Akurasi dalam memaknai takbir ini dalam pandangan saya
akan sangat berpengaruh pada pola penghayatan keberagamaan kita. Semakin
dangkal kita memahami arti takbir, semakin dangkal pula gerakan dan tindakan
beragama kita.
Bahkan belakangan fenomena takbir banyak digunakan untuk
sesuatu yang tidak tepat. Inilah letak pentingnya presisi dan akurasi pemaknaan
yang berujung pada pemahaman yang baik.
Dalam pada itu, gema takbir yang menandai datangnya Idul
Fitri membawa kita pada dua makna, yakni kemenangan dan kembali pada
kesucian. Kemenangan yang dimaksud meminjam Al-Jurjani (2008) adalah
kemenangan yang diraih seorang hamba karena berhasil berperang menaklukkan
hawa nafsu selama sebulan penuh. Maka hal yang dianjurkan adalah fitr atau
iftar yang artinya berbuka.
Ada sebagian yang memaknai Idul Fitri sebagai momentum
kembali kepada kesucian diri. Makna ini sejalan dengan sebuah hadis yang
diriwayatkan Ibnu Khuzaimah "Inilah bulan yang permulaannya (10 hari
pertama) penuh dengan rahmat, yang pertengahannya (10 hari pertengahan) penuh
dengan ampunan, dan yang terakhirnya (10 hari terakhir) Allah membebaskan
hamba-Nya dari api neraka."
Berangkat dari hadis inilah-yang membagi Ramadhan jadi
tiga fase yakni rahmat, ampunan, dan pembebasan dari api neraka-seorang hamba
yang berhasil menjalankan ibadah puasa selama Ramadhan berarti telah suci
dari segenap dosa yang pernah ia perbuat. Itulah makna kembali ke fitrah atau
kembali ke kesucian diri.
Kesalehan sosial
Dalam konteks Ramadhan, ibadah puasa sesungguhnya
merupakan ibadah yang melatih kita berbela rasa terhadap sesama.
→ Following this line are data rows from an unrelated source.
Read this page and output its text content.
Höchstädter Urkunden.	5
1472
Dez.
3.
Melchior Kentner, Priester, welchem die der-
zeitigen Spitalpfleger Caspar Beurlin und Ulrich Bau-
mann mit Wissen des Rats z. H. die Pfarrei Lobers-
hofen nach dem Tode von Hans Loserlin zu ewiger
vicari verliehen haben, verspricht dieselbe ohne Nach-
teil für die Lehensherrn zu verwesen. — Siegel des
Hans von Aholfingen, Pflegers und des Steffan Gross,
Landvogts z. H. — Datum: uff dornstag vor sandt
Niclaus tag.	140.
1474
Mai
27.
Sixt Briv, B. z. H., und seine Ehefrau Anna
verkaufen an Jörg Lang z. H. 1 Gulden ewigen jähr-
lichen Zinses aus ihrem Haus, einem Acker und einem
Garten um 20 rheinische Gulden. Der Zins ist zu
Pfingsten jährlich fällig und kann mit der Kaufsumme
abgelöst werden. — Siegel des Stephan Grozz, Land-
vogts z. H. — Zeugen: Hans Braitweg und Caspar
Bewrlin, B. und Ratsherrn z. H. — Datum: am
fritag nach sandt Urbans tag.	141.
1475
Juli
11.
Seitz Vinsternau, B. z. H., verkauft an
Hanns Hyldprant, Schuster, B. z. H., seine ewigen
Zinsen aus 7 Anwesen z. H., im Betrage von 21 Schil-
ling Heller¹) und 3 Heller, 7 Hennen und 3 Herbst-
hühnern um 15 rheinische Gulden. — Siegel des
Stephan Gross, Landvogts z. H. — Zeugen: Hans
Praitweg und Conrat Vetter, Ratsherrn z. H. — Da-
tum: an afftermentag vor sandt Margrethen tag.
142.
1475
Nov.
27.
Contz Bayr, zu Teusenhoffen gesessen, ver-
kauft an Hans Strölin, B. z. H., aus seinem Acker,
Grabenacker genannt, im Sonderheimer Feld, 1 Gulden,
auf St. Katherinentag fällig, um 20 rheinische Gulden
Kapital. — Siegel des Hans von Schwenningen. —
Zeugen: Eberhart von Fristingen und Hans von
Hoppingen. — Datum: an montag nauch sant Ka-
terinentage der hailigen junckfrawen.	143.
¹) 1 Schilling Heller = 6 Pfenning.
Kita
diwajibkan mengosongkan perut sampai berbuka puasa, itu artinya kita diajak
untuk memahami suasana batin masyarakat miskin dan lemah. Masyarakat yang
bukan saat bulan puasa saja menahan lapar, tetapi bahkan sepanjang tahun.
Selama Ramadhan kita diajarkan untuk berzakat, infak, dan sedekah
untuk berbagi dengan sesama. Ajaran berderma terhadap mereka yang papa dan
lemah, menjadi bukti bahwa agama amat menjunjung tinggi solidaritas
kemanusiaan. Agama hadir dan berperan melindungi yang lemah.
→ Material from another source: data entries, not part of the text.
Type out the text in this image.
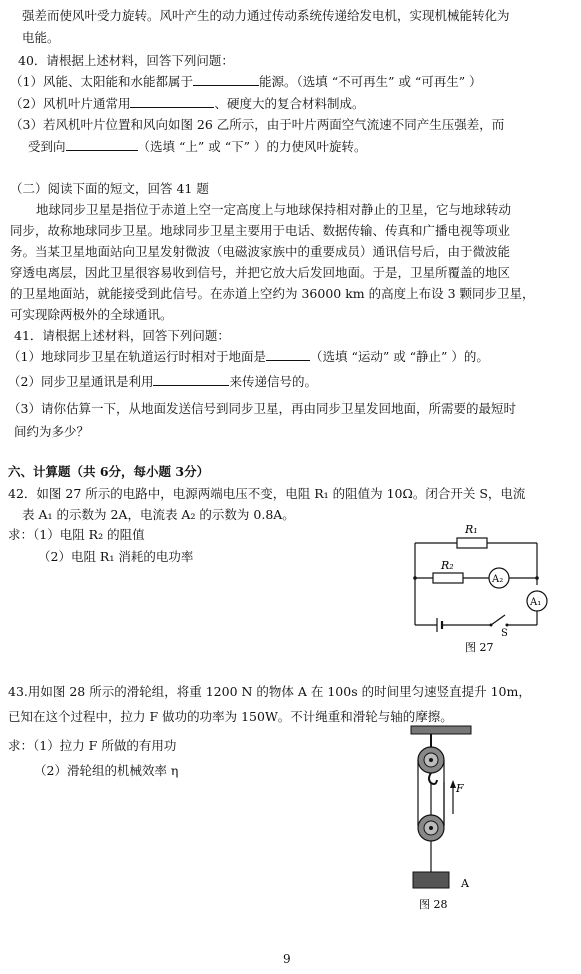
强差而使风叶受力旋转。风叶产生的动力通过传动系统传递给发电机，实现机械能转化为
电能。
40．请根据上述材料，回答下列问题：
（1）风能、太阳能和水能都属于	能源。（选填 “不可再生” 或 “可再生” ）
（2）风机叶片通常用	、硬度大的复合材料制成。
（3）若风机叶片位置和风向如图 26 乙所示，由于叶片两面空气流速不同产生压强差，而
受到向	（选填 “上” 或 “下” ）的力使风叶旋转。
（二）阅读下面的短文，回答 41 题
地球同步卫星是指位于赤道上空一定高度上与地球保持相对静止的卫星，它与地球转动
同步，故称地球同步卫星。地球同步卫星主要用于电话、数据传输、传真和广播电视等项业
务。当某卫星地面站向卫星发射微波（电磁波家族中的重要成员）通讯信号后，由于微波能
穿透电离层，因此卫星很容易收到信号，并把它放大后发回地面。于是，卫星所覆盖的地区
的卫星地面站，就能接受到此信号。在赤道上空约为 36000 km 的高度上布设 3 颗同步卫星，
可实现除两极外的全球通讯。
41．请根据上述材料，回答下列问题：
（1）地球同步卫星在轨道运行时相对于地面是	（选填 “运动” 或 “静止” ）的。
（2）同步卫星通讯是利用	来传递信号的。
（3）请你估算一下，从地面发送信号到同步卫星，再由同步卫星发回地面，所需要的最短时
间约为多少？
六、计算题（共 6分，每小题 3分）
42．如图 27 所示的电路中，电源两端电压不变，电阻 R₁ 的阻值为 10Ω。闭合开关 S，电流
表 A₁ 的示数为 2A，电流表 A₂ 的示数为 0.8A。
求：（1）电阻 R₂ 的阻值
（2）电阻 R₁ 消耗的电功率
R₁
R₂
A₂
A₁
S
图 27
43.用如图 28 所示的滑轮组，将重 1200 N 的物体 A 在 100s 的时间里匀速竖直提升 10m，
已知在这个过程中，拉力 F 做功的功率为 150W。不计绳重和滑轮与轴的摩擦。
求：（1）拉力 F 所做的有用功
（2）滑轮组的机械效率 η
F
A
图 28
9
Islam menjunjung tinggi kemanusiaan, membangun solidaritas
sosial, terutama mengajak membantu kaum yang lemah. Dalam Al Quran Surat Al
Maun, umat Islam diingatkan tentang makna penting membangun kesalehan sosial.
Tak tanggung-tanggung, Allah SWT mengecam manusia yang
hanya mementingkan ibadah mahdlah, tetapi meninggalkan kesalehan sosial.
"Fawailul lil mushollin. Alladzinahum an shalatihim sahun walladzinahum
yurauna wayamnaunal maun".
Celakalah orang-orang yang lalai terhadap shalatnya.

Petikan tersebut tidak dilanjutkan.